Related Guides on CardTrail
- Best Travel Credit Cards in India — Our picks for lounge access, forex markup, and miles earning
- Credit Card Comparison Tool — Side-by-side comparison of 180+ Indian credit cards
- India Credit Card Rules You Should Know — RBI regulations, billing cycles, and your rights as a cardholder
Frequently Asked Questions
Are cashback earnings taxable in India?
Cashback from credit cards is generally not taxable — the Income Tax Department treats it as a discount on purchase, not income. However, if you earn cashback through referral programmes, it could be classified as “income from other sources” above Rs 50,000/year under Section 56(2)(x).
Do reward points expire on Indian credit cards?

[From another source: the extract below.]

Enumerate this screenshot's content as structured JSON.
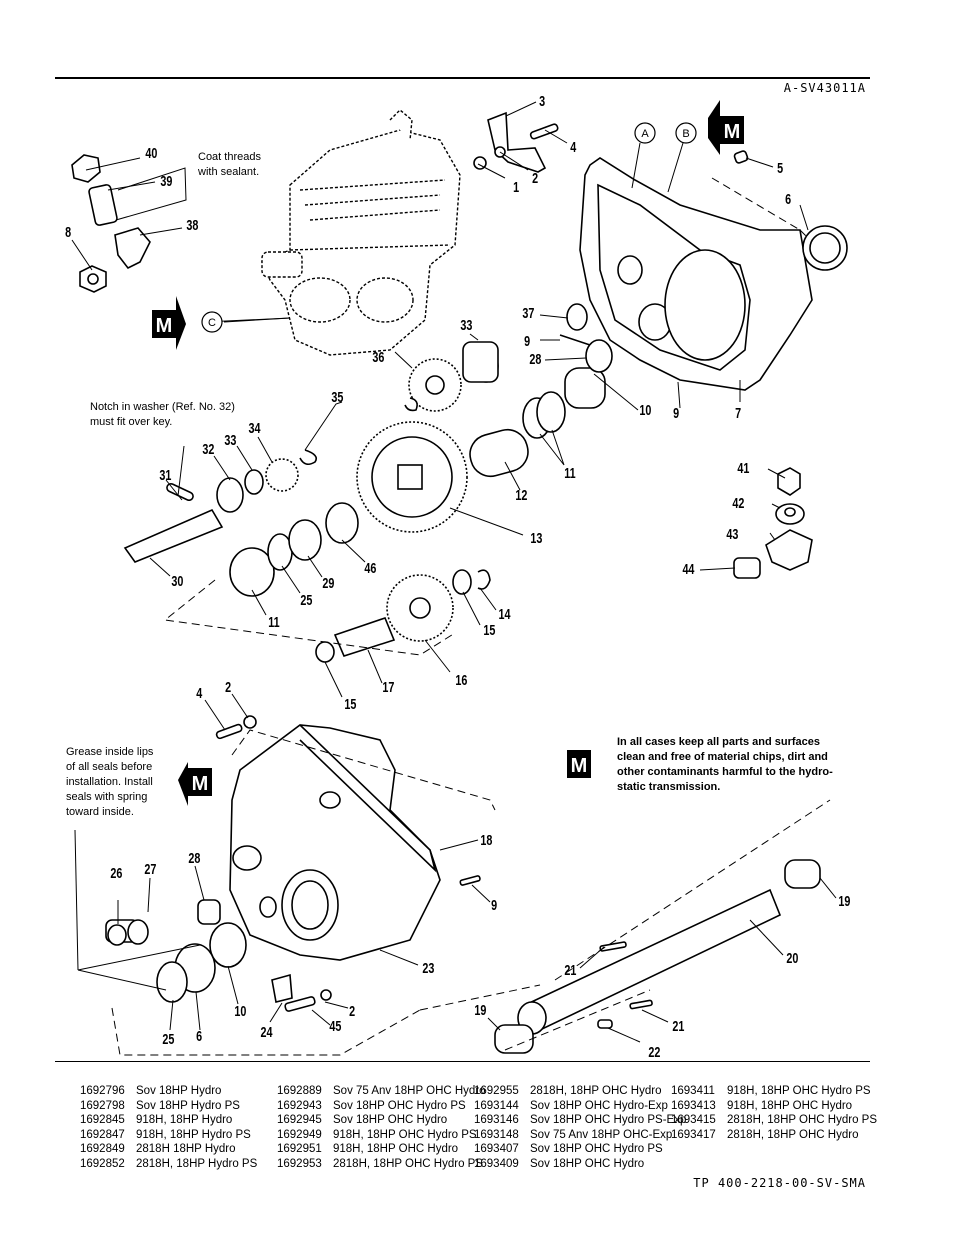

It varies by bank. HDFC reward points expire after 2 years of inactivity. Axis EDGE reward points expire after 2 years from the date of earning. SBI reward points last 2 years from the statement date. Always check your card’s terms — expired points are money left on the table.
What’s the best reward point value I can get in India?

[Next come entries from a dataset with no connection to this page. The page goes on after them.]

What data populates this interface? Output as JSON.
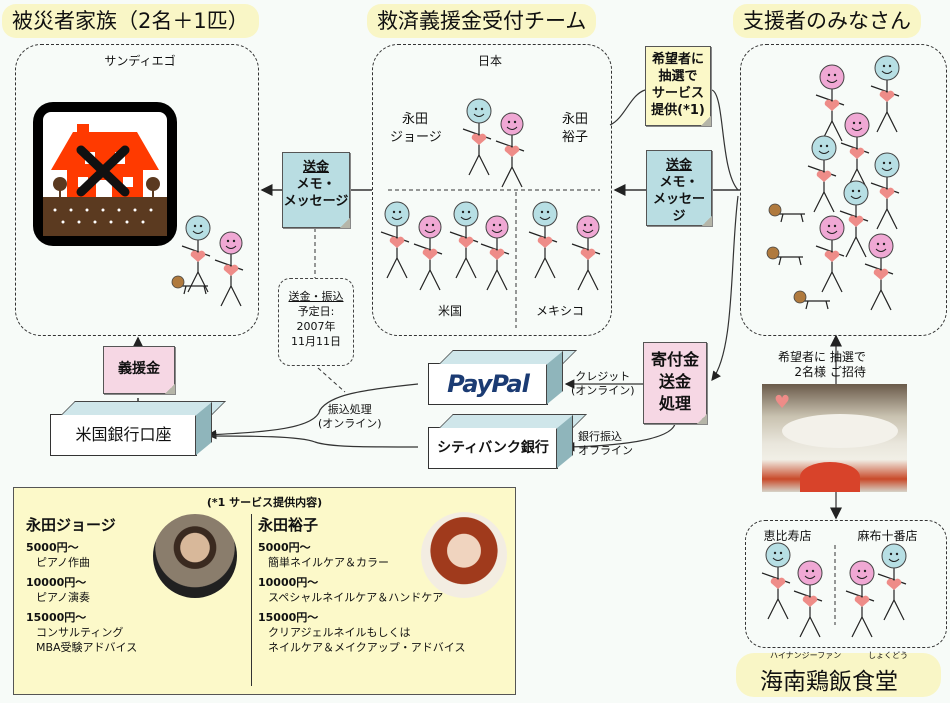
{
  "titles": {
    "victims": "被災者家族（2名＋1匹）",
    "team": "救済義援金受付チーム",
    "supporters": "支援者のみなさん",
    "restaurant": "海南鶏飯食堂",
    "restaurant_ruby_left": "ハイナンジーファン",
    "restaurant_ruby_right": "しょくどう"
  },
  "regions": {
    "san_diego": "サンディエゴ",
    "japan": "日本",
    "usa": "米国",
    "mexico": "メキシコ",
    "ebisu": "恵比寿店",
    "azabu": "麻布十番店"
  },
  "people": {
    "george_line1": "永田",
    "george_line2": "ジョージ",
    "yuko_line1": "永田",
    "yuko_line2": "裕子"
  },
  "notes": {
    "lottery": [
      "希望者に",
      "抽選で",
      "サービス",
      "提供(*1)"
    ],
    "send_memo_left": [
      "送金",
      "メモ・",
      "メッセージ"
    ],
    "send_memo_right": [
      "送金",
      "メモ・",
      "メッセージ"
    ],
    "donation": "義援金",
    "donation_process": [
      "寄付金",
      "送金",
      "処理"
    ]
  },
  "callout": {
    "lines": [
      "送金・振込",
      "予定日:",
      "2007年",
      "11月11日"
    ]
  },
  "banks": {
    "us_account": "米国銀行口座",
    "paypal": "PayPal",
    "citibank": "シティバンク銀行"
  },
  "edge_labels": {
    "transfer": [
      "振込処理",
      "(オンライン)"
    ],
    "credit": [
      "クレジット",
      "(オンライン)"
    ],
    "bank_transfer": [
      "銀行振込",
      "オフライン"
    ],
    "invite": [
      "希望者に 抽選で",
      "2名様 ご招待"
    ]
  },
  "service": {
    "heading": "(*1 サービス提供内容)",
    "george": {
      "name": "永田ジョージ",
      "tiers": [
        {
          "price": "5000円〜",
          "items": [
            "ピアノ作曲"
          ]
        },
        {
          "price": "10000円〜",
          "items": [
            "ピアノ演奏"
          ]
        },
        {
          "price": "15000円〜",
          "items": [
            "コンサルティング",
            "MBA受験アドバイス"
          ]
        }
      ]
    },
    "yuko": {
      "name": "永田裕子",
      "tiers": [
        {
          "price": "5000円〜",
          "items": [
            "簡単ネイルケア＆カラー"
          ]
        },
        {
          "price": "10000円〜",
          "items": [
            "スペシャルネイルケア＆ハンドケア"
          ]
        },
        {
          "price": "15000円〜",
          "items": [
            "クリアジェルネイルもしくは",
            "ネイルケア＆メイクアップ・アドバイス"
          ]
        }
      ]
    }
  },
  "colors": {
    "title_bg": "#f9f6c6",
    "note_blue": "#b9dde2",
    "note_pink": "#f6d7e4",
    "note_yellow": "#fbf8c8",
    "head_blue": "#b7dfe4",
    "head_pink": "#f0a8d4",
    "head_brown": "#b07a3e",
    "heart": "#ee8c88",
    "house_red": "#ff3a00",
    "paypal_dark": "#1b3b73",
    "paypal_light": "#2c8dd0"
  }
}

The gold standard is HDFC Infinia/Diners Club Black points redeemed through SmartBuy or transferred to airline partners — roughly Rs 1.00 per point. For Axis Magnus, transferring EDGE points to InterMiles or Vistara can yield Rs 0.50–0.70 per point. Anything above Rs 0.50/point is solid.
Is 1% cashback worth it?
On its own, barely. But on a no-annual-fee card that you use as a secondary card for misc spending, 1% cashback is free money. Don’t pay a fee for a card that only offers 1% flat cashback — there are better options.
Should I choose cashback or reward points as a first credit card?
Start with cashback. It’s predictable, there’s no learning curve, and you won’t leave value unredeemed. Once your spending crosses Rs 1 lakh/month and you’ve built comfort with the credit card ecosystem, consider adding a reward points card to your wallet.
Can I convert reward points to cashback in India?
Some banks allow it, but at terrible rates. HDFC lets you convert points to statement credit at roughly Rs 0.30/point — a 70% value destruction compared to SmartBuy redemption. Only do this if your points are about to expire and you have no other use for them.